To access truth in a linear, historical context can be understood as both future access and past access. But there is no difference in a nonlinear temporal space. If one has accessed the present and experienced in the present a memory of the past, one can then experience a memory of the future. The present is ever continuing and cannot be separated from itself. At first, the listening may seem sporadic as the body empties itself of the patterns of repetition barring the resonance or the internal ear. Slowly then, the process becomes clearer. Then action can follow without willful precedent. A future memory gains access to the present. To send the future memory to another is poetry. To recollect all thoughts and write them as past. In particulars. The totality of the regime. To command the whole scheme is theory is domination. Paper is the willful recipient of ink, and word is dominated in its space.


A performance by Alifair Skebe at the Fuze Box, Albany, NY on March 19, 2004

Photo by Dan Wilcox

Dressed in the Greek theatrical style imitative of the Apollonian priestess, Alifair Skebe wore a white gauze mask and long black dress to perform “Prophesy.” Beside her on stage stood a small gauze sculpture “The Grotto,” internally lit by a work light and painted in black lettering the text of her poem “Pythian Priestess Addresses Apollo.” Chicken bones hung from the top of the cave, representative of a kind of scrying tool. Audience members were invited to look inside the sculpture and to feel free to touch it. The vibrant, image-driven poems in “Prophesy” explored themes of voice and subjectivity while considering also poetic inspiration as metaphysical suggestion and the Greek’s understanding of the gods’ influence in the role of the poet. In the poems, a persona speaks back to the gods, and in particular, male gods who inhabit, speak for, and otherwise control their human constituency.

List of Poems:

Pythian Priestess Addresses Apollo
Madwoman, a poem after Max Ernst’s Painting for Young People
From Purgatory Chasm to Providence
The Sea Storm
La Faiseuse d’Anges
The Moon
Geist and Sein

“The Grotto,” an original sculpture by Alifair Skebe.

Photo by Dan Wilcox

The poems from “Prophesy” are unpublished and part of a larger body of work entitled Eros and Consciousness, A Creation Myth.
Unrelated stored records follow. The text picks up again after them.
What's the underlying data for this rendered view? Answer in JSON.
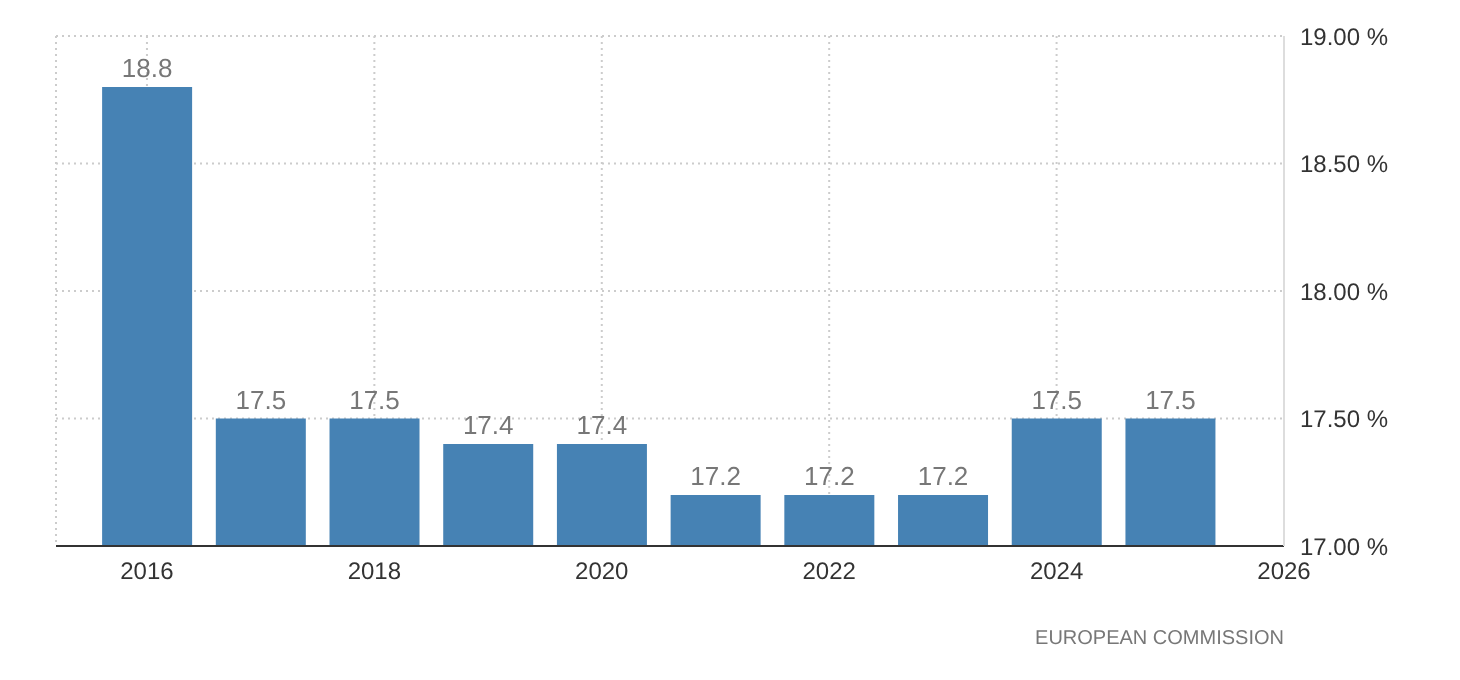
{
  "chart_data": {
    "type": "bar",
    "x": [
      2016,
      2017,
      2018,
      2019,
      2020,
      2021,
      2022,
      2023,
      2024,
      2025
    ],
    "values": [
      18.8,
      17.5,
      17.5,
      17.4,
      17.4,
      17.2,
      17.2,
      17.2,
      17.5,
      17.5
    ],
    "color": "#4682b4",
    "data_labels": true,
    "xlim": [
      2015.2,
      2026
    ],
    "xticks": [
      2016,
      2018,
      2020,
      2022,
      2024,
      2026
    ],
    "ylim": [
      17,
      19
    ],
    "yticks": [
      {
        "value": 17,
        "label": "17.00 %"
      },
      {
        "value": 17.5,
        "label": "17.50 %"
      },
      {
        "value": 18,
        "label": "18.00 %"
      },
      {
        "value": 18.5,
        "label": "18.50 %"
      },
      {
        "value": 19,
        "label": "19.00 %"
      }
    ],
    "grid": true,
    "annotations": [
      "EUROPEAN COMMISSION"
    ]
  }
}
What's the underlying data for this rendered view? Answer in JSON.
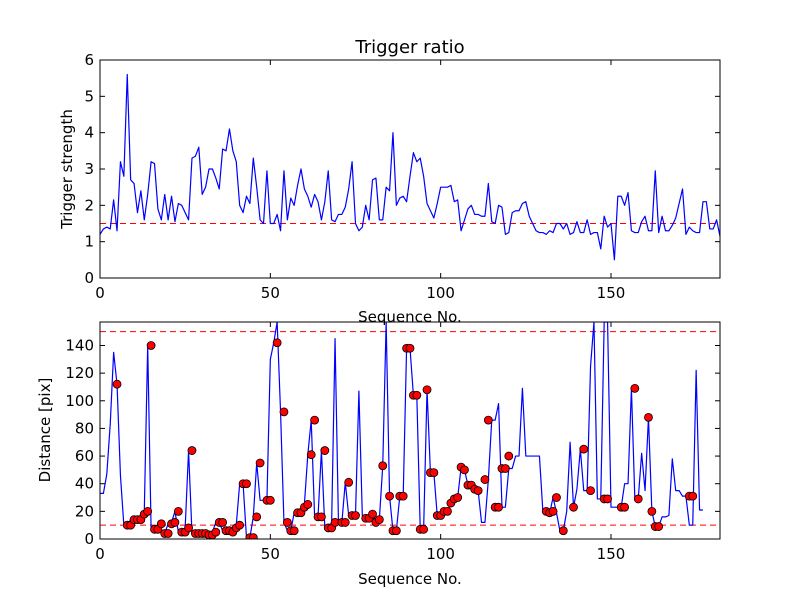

Based on the concept of thresholds or borders of cultural identity and modern metaphysics, the poems in the book redefine and remythologize in an attempt to create modern myths in the retelling of myths that continue to permeate modern society. The loss of pre-scientific myth has rendered the world meaningless for many people, thusly many turn to fundamentalism for its dogma to make sense of the world. The poems seek to answer the questions: what is spirituality, what is a spiritual journey, what is a prophet, what is intuition, how might one envision a spiritual body, and what is the body?